FDA report, "GMO Crops, Animal Food, and Beyond." The information is listed as current as of August 2022.
Are There GMO Animals in the Food Supply? Yes. FDA has approved an application allowing the sale of the AquAdvantage Salmon to consumers. The AquAdvantage Salmon has been genetically modified to reach an important growth point faster. FDA has also approved an alteration in the GalSafe pig for human food consumption and potential therapeutic uses. The GalSafe pig was developed to be free of detectable alpha-gal sugar on its cell surfaces. People with Alpha-gal syndrome (AGS) may have allergic reactions to alpha-gal sugar found in red meat (e.g., beef, pork, and lamb). FDA has determined that food from the AquAdvantage Salmon and the GalSafe pig are as safe and nutritious to eat as food from non-GMO salmon and pigs.Sounds wonderful. Shall we try a bit of each? I've ways wanted to eat salmon that was engineered to grow faster than usual.
Perhaps we should read a piece in the Alaska Beacon first. Title: "Pushback continues against genetically modified salmon being raised at Indiana farm." October 10, 2023.
Engineered by biotech company AquaBounty Technologies Inc., the "AquAdvantage" salmon is the first such altered animal to be cleared for human consumption in the United States.— Waiter? I'll pass on the salmon. How about the rattlesnake fang sushi instead? I think it'll be safer.
In 2018, the federal agency greenlit AquaBounty's sprawling Indiana facility, which as of last December was raising roughly 492 metric tons of salmon from eggs imported from Canada but is capable of raising more than twice that amount. The company is currently making improvements to its Indiana production facility. Once completed, salmon harvests are expected to increase.
During the 2023 Farm Aid concert site, organizers from Block Corporate Salmon traveled an hour north to AquaBounty's salmon growing facility where they sought to raise awareness about the "risks and harms" of genetically engineered fish.
"AquaBounty misrepresents its system to raise salmon in tanks that they claim will be recirculating water," said Jaydee Hanson, Policy Director of Center for Food Safety. "In fact, their operations literally mine water, foul it with salmon feces, and dump it into the nearest river. They have a serious problem of illness in their chronically inflamed fish. They are not disclosing how many antibiotics they use. Consumers don't need sick fish like these."
Earlier, in 2022, Block Corporate Salmon also released "AquaBounty Exposed," a report that outlined allegedly concerning conditions at AquaBounty's Albany facility.
Former employee Braydon Humphrey, who spoke at last month's news conference, shared more than 60 pages of photos and videos that he claims detail how AquaBounty "regularly violated food and worker safety standards, ignored animal welfare concerns, and caused environmental damage unbeknownst to the public and its investors."
"I was deeply disturbed by what I witnessed during my time at AquaBounty," said Humphrey, who worked as a tech at the Indiana facility from December 2018 to January 2020. "Among other atrocities, we saw high mortalities in densely packed fish tanks — including common instances of AquAdvantage salmon dying from ruptured stomachs, caused by their artificially fast growth rate."
A publication called The Counter brings up rather disturbing facts.
FDA only evaluated [the pig producer] Revivicor's claim that GalSafe pigs are, in fact, free of alpha-gal and safe to eat. But because Revivicor did not provide data or make claims related to food allergies, FDA didn't "evaluate food safety specific to those with [alpha-gal syndrome]." In other words, GalSafe pigs aren't expected to trigger reactions in people with red meat allergies, but FDA has not scrutinized any allergy-related guarantees. "People with an alpha-gal allergy that would like to consume meat from these pigs but have questions should talk to their doctor," an agency spokesperson said in an emailed statement. This caveat is worrisome for some consumer interest advocates, who believe that FDA jumped the gun with its approval.Eating the GMO pigs might be a problem for people with allergies. Or it might not.
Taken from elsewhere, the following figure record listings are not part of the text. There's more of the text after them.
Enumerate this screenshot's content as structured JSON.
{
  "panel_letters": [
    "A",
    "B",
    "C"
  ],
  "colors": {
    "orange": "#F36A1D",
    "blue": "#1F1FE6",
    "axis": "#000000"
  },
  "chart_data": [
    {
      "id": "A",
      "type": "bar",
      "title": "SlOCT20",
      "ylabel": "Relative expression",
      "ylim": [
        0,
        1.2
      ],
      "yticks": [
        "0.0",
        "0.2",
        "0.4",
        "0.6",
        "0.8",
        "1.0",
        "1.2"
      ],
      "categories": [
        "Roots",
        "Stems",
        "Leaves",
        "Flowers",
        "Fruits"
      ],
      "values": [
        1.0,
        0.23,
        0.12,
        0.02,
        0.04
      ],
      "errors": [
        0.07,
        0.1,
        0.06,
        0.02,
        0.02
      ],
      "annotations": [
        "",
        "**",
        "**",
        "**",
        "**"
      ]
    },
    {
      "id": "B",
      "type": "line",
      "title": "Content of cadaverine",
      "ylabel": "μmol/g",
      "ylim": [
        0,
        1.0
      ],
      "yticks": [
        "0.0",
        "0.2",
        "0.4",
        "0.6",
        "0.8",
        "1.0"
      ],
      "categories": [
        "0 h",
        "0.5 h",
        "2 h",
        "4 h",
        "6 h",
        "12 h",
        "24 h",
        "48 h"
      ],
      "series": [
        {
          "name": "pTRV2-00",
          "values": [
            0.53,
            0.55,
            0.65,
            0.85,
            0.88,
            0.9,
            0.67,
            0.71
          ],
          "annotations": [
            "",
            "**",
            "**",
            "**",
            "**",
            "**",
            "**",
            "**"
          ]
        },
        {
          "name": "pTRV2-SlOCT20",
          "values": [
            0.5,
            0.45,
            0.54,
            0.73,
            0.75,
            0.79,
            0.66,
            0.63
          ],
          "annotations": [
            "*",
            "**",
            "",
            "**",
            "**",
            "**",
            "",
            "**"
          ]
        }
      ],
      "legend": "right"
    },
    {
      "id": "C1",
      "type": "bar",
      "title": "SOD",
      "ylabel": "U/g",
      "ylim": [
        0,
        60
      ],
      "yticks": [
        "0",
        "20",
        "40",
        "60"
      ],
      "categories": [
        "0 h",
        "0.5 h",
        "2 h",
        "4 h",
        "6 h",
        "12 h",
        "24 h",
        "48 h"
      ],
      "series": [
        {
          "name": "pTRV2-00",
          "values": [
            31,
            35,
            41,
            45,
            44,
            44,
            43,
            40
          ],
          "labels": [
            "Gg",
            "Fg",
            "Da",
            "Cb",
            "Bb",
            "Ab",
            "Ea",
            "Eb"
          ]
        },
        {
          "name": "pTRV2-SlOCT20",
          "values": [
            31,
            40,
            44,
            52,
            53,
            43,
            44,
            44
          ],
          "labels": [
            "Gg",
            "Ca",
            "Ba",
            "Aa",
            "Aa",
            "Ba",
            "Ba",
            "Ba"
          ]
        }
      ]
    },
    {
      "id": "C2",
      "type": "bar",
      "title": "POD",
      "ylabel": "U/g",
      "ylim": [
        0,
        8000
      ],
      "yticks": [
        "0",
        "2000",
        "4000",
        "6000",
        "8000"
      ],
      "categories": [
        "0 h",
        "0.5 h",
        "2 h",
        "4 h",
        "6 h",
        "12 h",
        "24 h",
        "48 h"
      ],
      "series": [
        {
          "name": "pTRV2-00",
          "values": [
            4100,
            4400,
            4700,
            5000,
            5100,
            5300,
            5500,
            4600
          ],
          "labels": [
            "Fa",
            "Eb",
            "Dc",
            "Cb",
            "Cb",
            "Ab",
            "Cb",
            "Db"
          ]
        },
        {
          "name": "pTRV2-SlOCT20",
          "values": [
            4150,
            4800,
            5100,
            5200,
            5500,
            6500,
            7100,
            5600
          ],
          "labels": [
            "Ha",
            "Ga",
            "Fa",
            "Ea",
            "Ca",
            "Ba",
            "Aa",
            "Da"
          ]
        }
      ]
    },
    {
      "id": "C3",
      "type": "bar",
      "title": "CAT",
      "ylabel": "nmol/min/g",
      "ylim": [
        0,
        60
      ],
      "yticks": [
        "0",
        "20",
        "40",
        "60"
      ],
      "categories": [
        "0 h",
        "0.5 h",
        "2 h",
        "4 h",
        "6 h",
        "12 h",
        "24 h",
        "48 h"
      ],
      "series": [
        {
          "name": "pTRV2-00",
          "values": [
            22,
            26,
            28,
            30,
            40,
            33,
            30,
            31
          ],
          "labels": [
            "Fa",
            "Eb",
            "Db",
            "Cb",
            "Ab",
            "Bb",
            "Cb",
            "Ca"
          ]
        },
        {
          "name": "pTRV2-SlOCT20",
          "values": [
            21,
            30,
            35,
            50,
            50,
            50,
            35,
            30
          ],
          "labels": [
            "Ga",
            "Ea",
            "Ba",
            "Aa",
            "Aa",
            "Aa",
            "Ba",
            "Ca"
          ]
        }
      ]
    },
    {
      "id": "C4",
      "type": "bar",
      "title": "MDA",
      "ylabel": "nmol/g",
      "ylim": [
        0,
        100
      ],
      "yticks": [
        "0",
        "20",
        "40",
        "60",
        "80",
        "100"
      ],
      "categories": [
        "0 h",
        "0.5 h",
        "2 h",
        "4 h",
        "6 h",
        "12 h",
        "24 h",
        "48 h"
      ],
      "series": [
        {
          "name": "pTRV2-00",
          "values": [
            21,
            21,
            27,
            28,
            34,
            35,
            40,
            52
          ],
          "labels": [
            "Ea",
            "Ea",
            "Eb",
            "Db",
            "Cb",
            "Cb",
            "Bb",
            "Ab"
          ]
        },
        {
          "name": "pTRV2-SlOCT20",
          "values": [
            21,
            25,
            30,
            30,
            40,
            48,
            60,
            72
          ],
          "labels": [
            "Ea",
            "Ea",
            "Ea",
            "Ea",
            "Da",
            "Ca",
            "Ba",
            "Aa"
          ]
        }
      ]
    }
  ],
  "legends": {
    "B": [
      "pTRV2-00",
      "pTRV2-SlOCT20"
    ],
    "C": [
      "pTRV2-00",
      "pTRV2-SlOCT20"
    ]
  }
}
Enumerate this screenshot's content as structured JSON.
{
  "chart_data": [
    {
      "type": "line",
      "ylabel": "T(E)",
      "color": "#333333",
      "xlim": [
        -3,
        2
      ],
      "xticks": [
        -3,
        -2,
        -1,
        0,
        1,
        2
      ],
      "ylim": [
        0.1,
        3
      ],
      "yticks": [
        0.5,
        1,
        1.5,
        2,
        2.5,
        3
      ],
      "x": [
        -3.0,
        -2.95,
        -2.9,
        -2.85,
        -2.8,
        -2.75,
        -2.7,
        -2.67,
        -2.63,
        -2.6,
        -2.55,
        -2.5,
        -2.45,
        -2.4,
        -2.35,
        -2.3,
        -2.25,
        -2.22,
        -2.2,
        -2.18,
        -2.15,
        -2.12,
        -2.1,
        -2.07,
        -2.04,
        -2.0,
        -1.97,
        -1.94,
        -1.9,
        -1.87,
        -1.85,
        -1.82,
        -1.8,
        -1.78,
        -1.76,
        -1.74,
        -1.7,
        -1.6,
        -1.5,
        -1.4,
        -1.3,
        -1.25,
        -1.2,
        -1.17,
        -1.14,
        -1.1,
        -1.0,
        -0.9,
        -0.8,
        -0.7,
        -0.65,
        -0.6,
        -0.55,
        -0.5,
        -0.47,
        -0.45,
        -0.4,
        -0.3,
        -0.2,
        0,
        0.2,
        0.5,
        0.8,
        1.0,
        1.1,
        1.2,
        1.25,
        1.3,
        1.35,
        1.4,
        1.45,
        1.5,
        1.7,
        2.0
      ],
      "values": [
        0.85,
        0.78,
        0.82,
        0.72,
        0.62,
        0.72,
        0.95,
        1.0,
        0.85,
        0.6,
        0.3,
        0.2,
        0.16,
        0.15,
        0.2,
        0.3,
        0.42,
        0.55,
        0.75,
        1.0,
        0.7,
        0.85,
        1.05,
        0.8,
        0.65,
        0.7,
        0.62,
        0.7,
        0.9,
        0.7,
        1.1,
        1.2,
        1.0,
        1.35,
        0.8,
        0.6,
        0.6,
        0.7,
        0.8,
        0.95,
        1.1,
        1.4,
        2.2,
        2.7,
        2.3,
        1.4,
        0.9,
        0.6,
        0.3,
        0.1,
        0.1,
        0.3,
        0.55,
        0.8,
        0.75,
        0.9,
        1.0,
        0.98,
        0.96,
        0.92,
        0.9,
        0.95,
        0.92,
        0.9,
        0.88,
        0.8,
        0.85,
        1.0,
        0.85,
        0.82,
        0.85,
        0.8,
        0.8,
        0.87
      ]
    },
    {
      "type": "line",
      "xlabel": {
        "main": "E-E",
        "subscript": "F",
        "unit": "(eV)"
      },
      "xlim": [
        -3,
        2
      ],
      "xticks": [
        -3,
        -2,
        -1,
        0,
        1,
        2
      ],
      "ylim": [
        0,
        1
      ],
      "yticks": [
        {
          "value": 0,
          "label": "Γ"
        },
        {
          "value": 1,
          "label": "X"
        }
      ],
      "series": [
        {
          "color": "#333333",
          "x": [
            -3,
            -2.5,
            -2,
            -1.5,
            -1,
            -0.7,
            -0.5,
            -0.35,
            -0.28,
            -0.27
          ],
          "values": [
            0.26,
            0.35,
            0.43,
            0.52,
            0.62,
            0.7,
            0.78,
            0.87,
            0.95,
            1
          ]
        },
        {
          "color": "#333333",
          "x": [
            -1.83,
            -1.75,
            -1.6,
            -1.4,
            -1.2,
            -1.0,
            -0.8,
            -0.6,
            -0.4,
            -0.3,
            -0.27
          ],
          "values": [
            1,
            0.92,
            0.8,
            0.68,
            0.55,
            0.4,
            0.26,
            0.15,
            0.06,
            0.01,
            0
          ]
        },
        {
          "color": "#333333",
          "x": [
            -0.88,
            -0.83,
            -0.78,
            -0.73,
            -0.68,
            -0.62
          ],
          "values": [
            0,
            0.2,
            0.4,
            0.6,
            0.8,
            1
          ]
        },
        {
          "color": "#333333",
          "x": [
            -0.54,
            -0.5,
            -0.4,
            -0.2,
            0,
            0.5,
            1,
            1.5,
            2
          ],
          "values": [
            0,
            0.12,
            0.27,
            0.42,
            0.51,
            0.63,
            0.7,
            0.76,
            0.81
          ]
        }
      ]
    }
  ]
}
"It shouldn't have been approved until they had adequately addressed the allergenicity of the product," said Jaydee Hanson, policy director for the Center for Food Safety.
Very good. Glad we got that straight.
Another brilliant decision from the FDA.
When I eat GMO bacon or GMO salmon — I have a special microscope that allows me to make that determination — I drop the meat in a vat full of a propriety poison I manufacture in my garage. It removes any trace of GMO problems. So far, only one of my arms has fallen off from the poison.
It's a trade-off.
Or Love your GMOs. Assume They're good for you.